Viele meinen, die Medienbranche sei im Niedergang. Kommt darauf an, wohin man schaut.

In den neunziger Jahren wollte jeder durchschnittlich Unbegabte „etwas mit Medien“ studieren. Tageszeitungen und Fernsehsender galten als die Arbeitgeber, bei denen die eigene weltanschauliche Schlagseite mit einem fetten Lohn kombiniert werden konnte. Journalisten und Moderatoren waren Rockstars.

Doch diese Zeiten sind lang schon vorbei, der Niedergang der Branche wurde fast zum Sinnbild für eine Realwirtschaft, welche von der digitalen Welt verschlungen wird. Man schaue sich nur einmal an, wie dünn mittlerweile die Print-Ausgaben geworden sind. Es gibt kaum mehr Inserate, um die Rückseite der News zu bedrucken, die von unterbezahlten Praktikanten zusammengeschustert werden.

Niemand, der bei klarem Verstand ist, würde heute noch in Medien investieren. Niemand? Wenn immer eine Branche als todgeweiht abgeschrieben wird, lohnt es sich besonders, genauer hinzuschauen. In der Tat kommt heute kaum mehr jemand auf die Idee, in eine konventionelle Tageszeitung zu investieren. Es sei denn, er sei Milliardär und möchte sich einen Bubentraum verwirklichen oder sein Image aufpolieren. Trotzdem, die Medienbranche hat durchaus Potenzial, wenn man weiss, wo die Musik spielt.

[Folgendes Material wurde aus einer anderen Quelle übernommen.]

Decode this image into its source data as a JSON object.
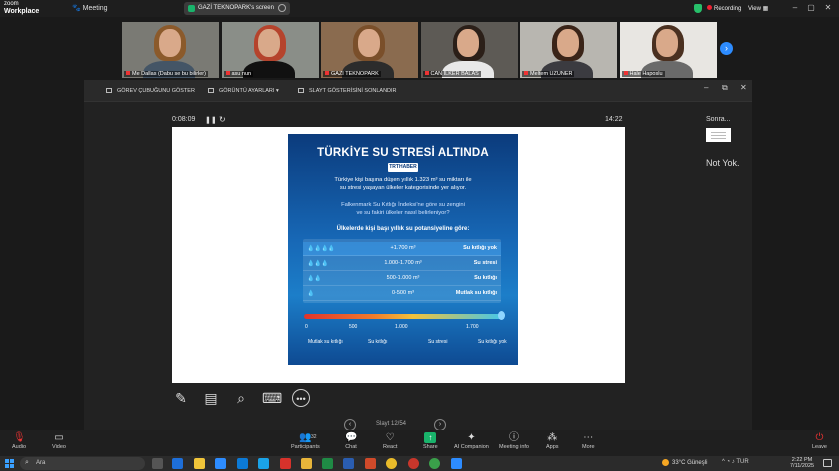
{
  "titlebar": {
    "app_name_line1": "zoom",
    "app_name_line2": "Workplace",
    "meeting_label": "Meeting",
    "tab_label": "GAZİ TEKNOPARK's screen",
    "recording_label": "Recording",
    "view_label": "View"
  },
  "gallery": {
    "participants": [
      {
        "name": "Me Dallas (Dabu se bu bilirler)",
        "hair": "#8b5a2b",
        "body": "#445566",
        "bg": "#7a7a74"
      },
      {
        "name": "asu nun",
        "hair": "#b5432c",
        "body": "#111111",
        "bg": "#8a8e88"
      },
      {
        "name": "GAZİ TEKNOPARK",
        "hair": "#7a4f2a",
        "body": "#2c2c2c",
        "bg": "#8a6b4f"
      },
      {
        "name": "CAN İLKER BALAS",
        "hair": "#2b1f18",
        "body": "#e8e8e8",
        "bg": "#5d5a55"
      },
      {
        "name": "Meltem UZUNER",
        "hair": "#3a2418",
        "body": "#3b3b40",
        "bg": "#b8b6b0"
      },
      {
        "name": "Hale Haposlu",
        "hair": "#4a3020",
        "body": "#6a6a6a",
        "bg": "#e8e6e2"
      }
    ],
    "next_icon": "chevron-right-icon"
  },
  "sharebar": {
    "taskbar_toggle": "GÖREV ÇUBUĞUNU GÖSTER",
    "display_settings": "GÖRÜNTÜ AYARLARI ▾",
    "end_slideshow": "SLAYT GÖSTERİSİNİ SONLANDIR"
  },
  "presenter": {
    "elapsed": "0:08:09",
    "clock": "14:22",
    "next_label": "Sonra...",
    "next_note": "Not Yok."
  },
  "infographic": {
    "title": "TÜRKİYE SU STRESİ ALTINDA",
    "brand": "TRTHABER",
    "p1_line1": "Türkiye kişi başına düşen yıllık 1.323 m³ su miktarı ile",
    "p1_line2": "su stresi yaşayan ülkeler kategorisinde yer alıyor.",
    "p2_line1": "Falkenmark Su Kıtlığı İndeksi'ne göre su zengini",
    "p2_line2": "ve su fakiri ülkeler nasıl belirleniyor?",
    "p3": "Ülkelerde kişi başı yıllık su potansiyeline göre:",
    "rows": [
      {
        "drops": "💧💧💧💧",
        "range": "+1.700 m³",
        "label": "Su kıtlığı yok"
      },
      {
        "drops": "💧💧💧",
        "range": "1.000-1.700 m³",
        "label": "Su stresi"
      },
      {
        "drops": "💧💧",
        "range": "500-1.000 m³",
        "label": "Su kıtlığı"
      },
      {
        "drops": "💧",
        "range": "0-500 m³",
        "label": "Mutlak su kıtlığı"
      }
    ],
    "ticks": [
      "0",
      "500",
      "1.000",
      "1.700"
    ],
    "categories": [
      "Mutlak su kıtlığı",
      "Su kıtlığı",
      "Su stresi",
      "Su kıtlığı yok"
    ]
  },
  "slide_tools": [
    "pen-icon",
    "slides-grid-icon",
    "zoom-icon",
    "screen-icon",
    "more-icon"
  ],
  "pager": {
    "text": "Slayt 12/54"
  },
  "zoombar": {
    "audio": "Audio",
    "video": "Video",
    "participants": "Participants",
    "participants_count": "32",
    "chat": "Chat",
    "react": "React",
    "share": "Share",
    "ai_companion": "AI Companion",
    "meeting_info": "Meeting info",
    "apps": "Apps",
    "more": "More",
    "leave": "Leave"
  },
  "taskbar": {
    "search_placeholder": "Ara",
    "weather": "33°C Güneşli",
    "lang": "TUR",
    "time": "2:22 PM",
    "date": "7/11/2025"
  },
  "colors": {
    "accent": "#2d8cff",
    "active_speaker": "#3ad16c",
    "share_green": "#19b36b",
    "record_red": "#e22233"
  }
}
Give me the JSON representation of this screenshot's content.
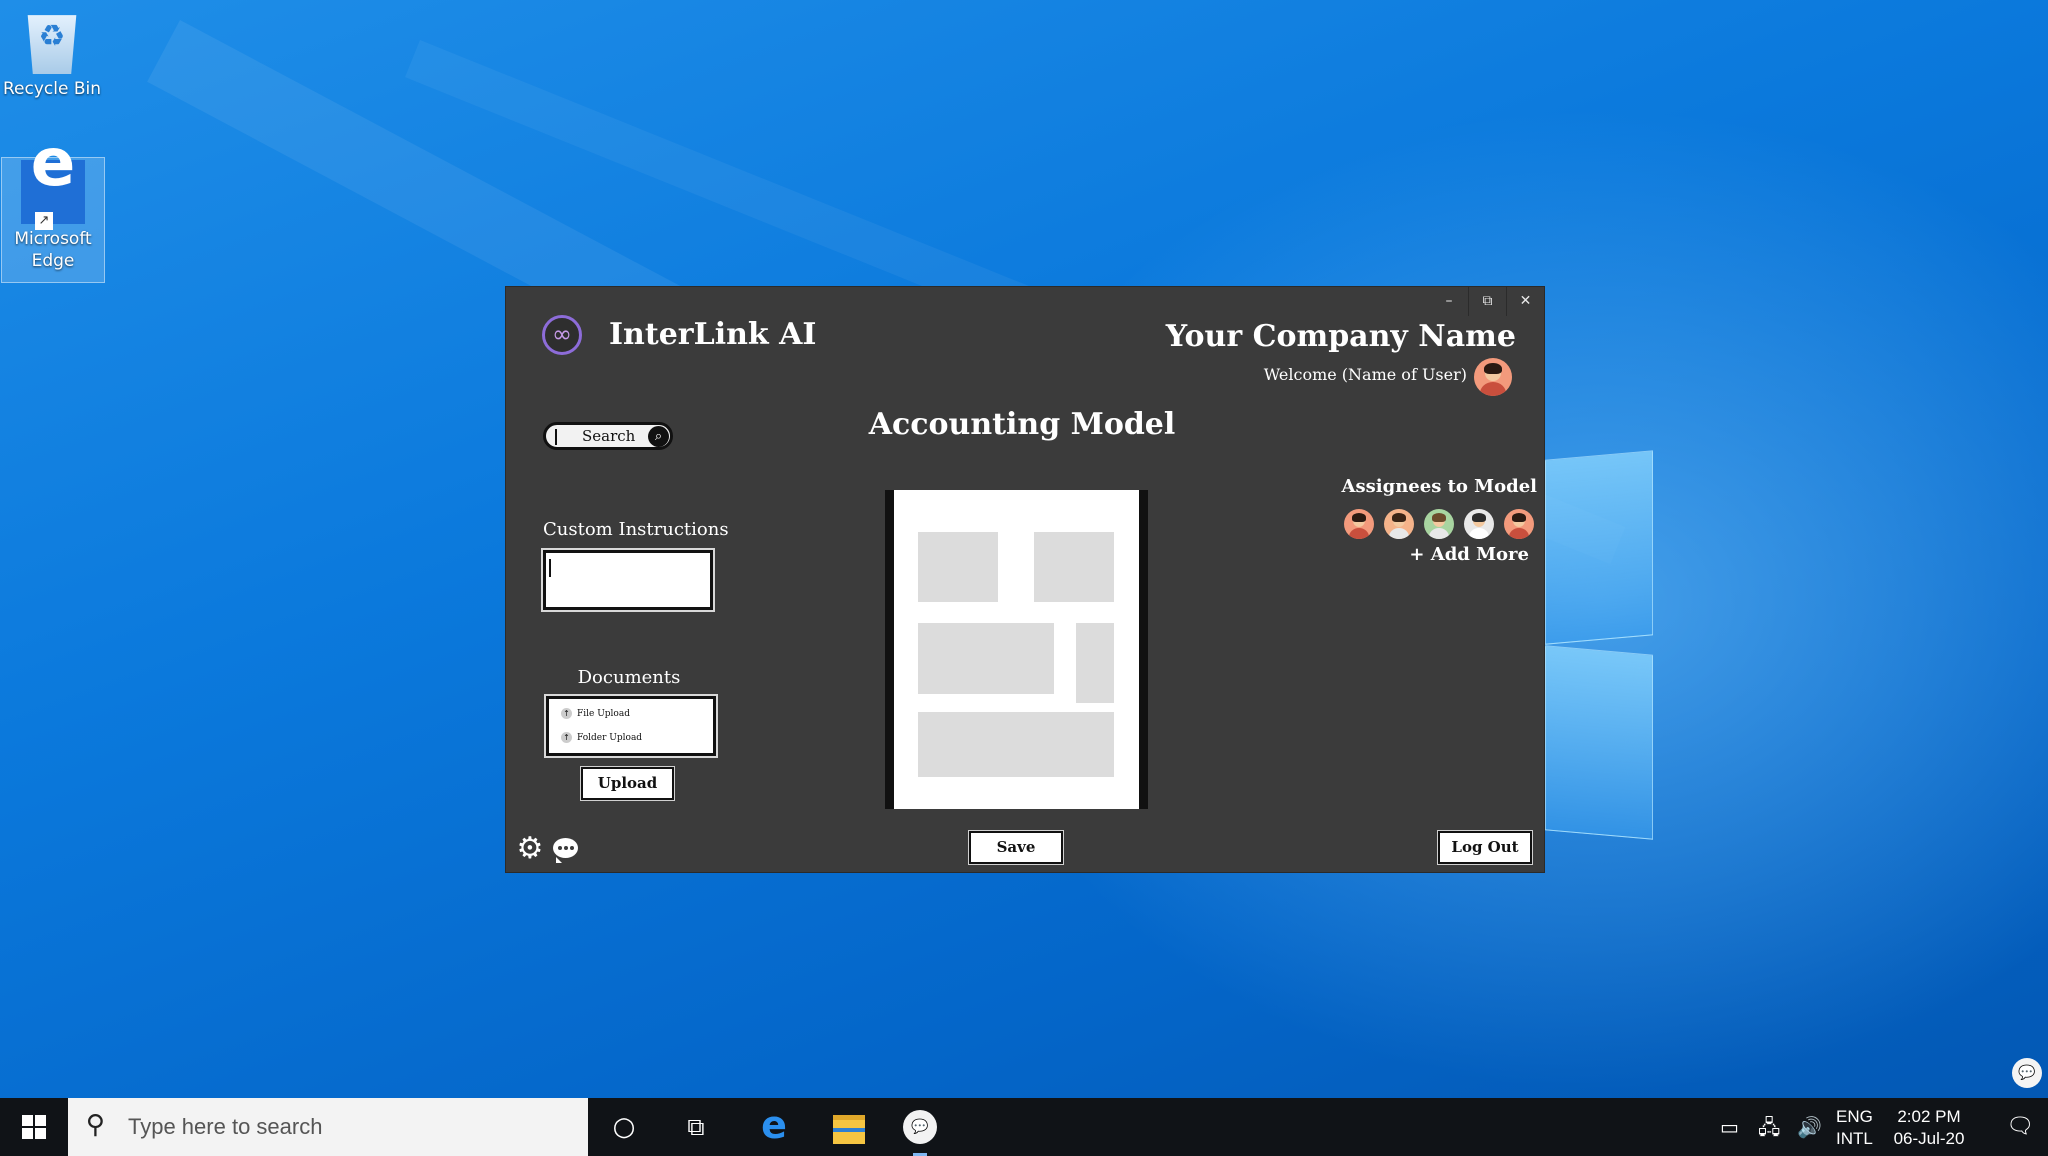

Medien sind nicht gleich Medien

Zunächst müssen wir uns einmal von der Vorstellung verabschieden, dass Medien primär Tageszeitungen und TV-Sender sind. Deren Bedeutung nimmt tatsächlich ständig ab (und damit ihr kommerzieller Wert), selbst wenn man ihre digitalen Outlets mit einbezieht. Um sie herum blüht jedoch ein Ökosystem von „neuen“ Medien, welche vorwiegend im digitalen Raum angesiedelt sind. Für Wirtschaft und Gesellschaft sind Medien so wichtig, dass es sich lohnt, einen Blick zu werfen, welche Themen hier Konjunktur haben.

Die Strategie, Inhalte grundsätzlich kostenlos im Netz anzubieten, um Leser anzuziehen und ihnen Werbung zu präsentieren, ist bekanntlich krachend gescheitert. Die Werbeeinnahmen landen nämlich fast ausschliesslich bei Google und anderen Plattformen. Wer nicht extrem schlank produziert, ist auf alternative Einnahmequellen angewiesen. Paid Posts (aka Native Ads) sind eine Möglichkeit, wenn auch medienethisch nicht über alle Zweifel erhaben.

Die Leser so einzubinden, dass sie nicht nur ein Produkt konsumieren (und kaufen), sondern Teil einer Community werden, ist ein gangbarer Weg, um höhere Erträge zu genieren. Während dies bisher in der Lokalberichterstattung noch nicht wirklich gelungen ist, hat es das ‚Republik‘-Magazin geschafft, via Crowdfunding und Grossspenden ein einigermassen lebensfähiges rotgrünes Biotop aufzubauen.

Die richtige Nische finden

Anbieter können sich auch auf Zielbranchen mit hoher Wertschöpfung konzentrieren, und Inhalte liefern, die für viele Leserinnen oder Leser beruflich Pflichtstoff sind. Hier sind abo- und werbefinanzierte Modelle tragfähig. Die Finanzbranche, die ICT oder auch die Gesundheit sind solche Nischen mit Potenzial. Dabei genügt es allerdings nicht, einfach Nacherzählungen von Agenturmeldungen oder Tagesmedien zu publizieren, vielmehr braucht es handfeste Recherche durch Journalisten mit Know-how und gutem Netzwerk. Natürlich bedingt dieses Modell neben starken Recherchen auch ein Stück weit Hofberichterstattung im Stil von „Hedgefund X lanciert Weltneuheit.“ Aber auch ein investigatives Gegenmodell kann Erfolg versprechen, wie man am Paradeplatz weiss. Zusammengefasst: Qualitätsjournalismus ist nicht tot (aber schwer zu finden).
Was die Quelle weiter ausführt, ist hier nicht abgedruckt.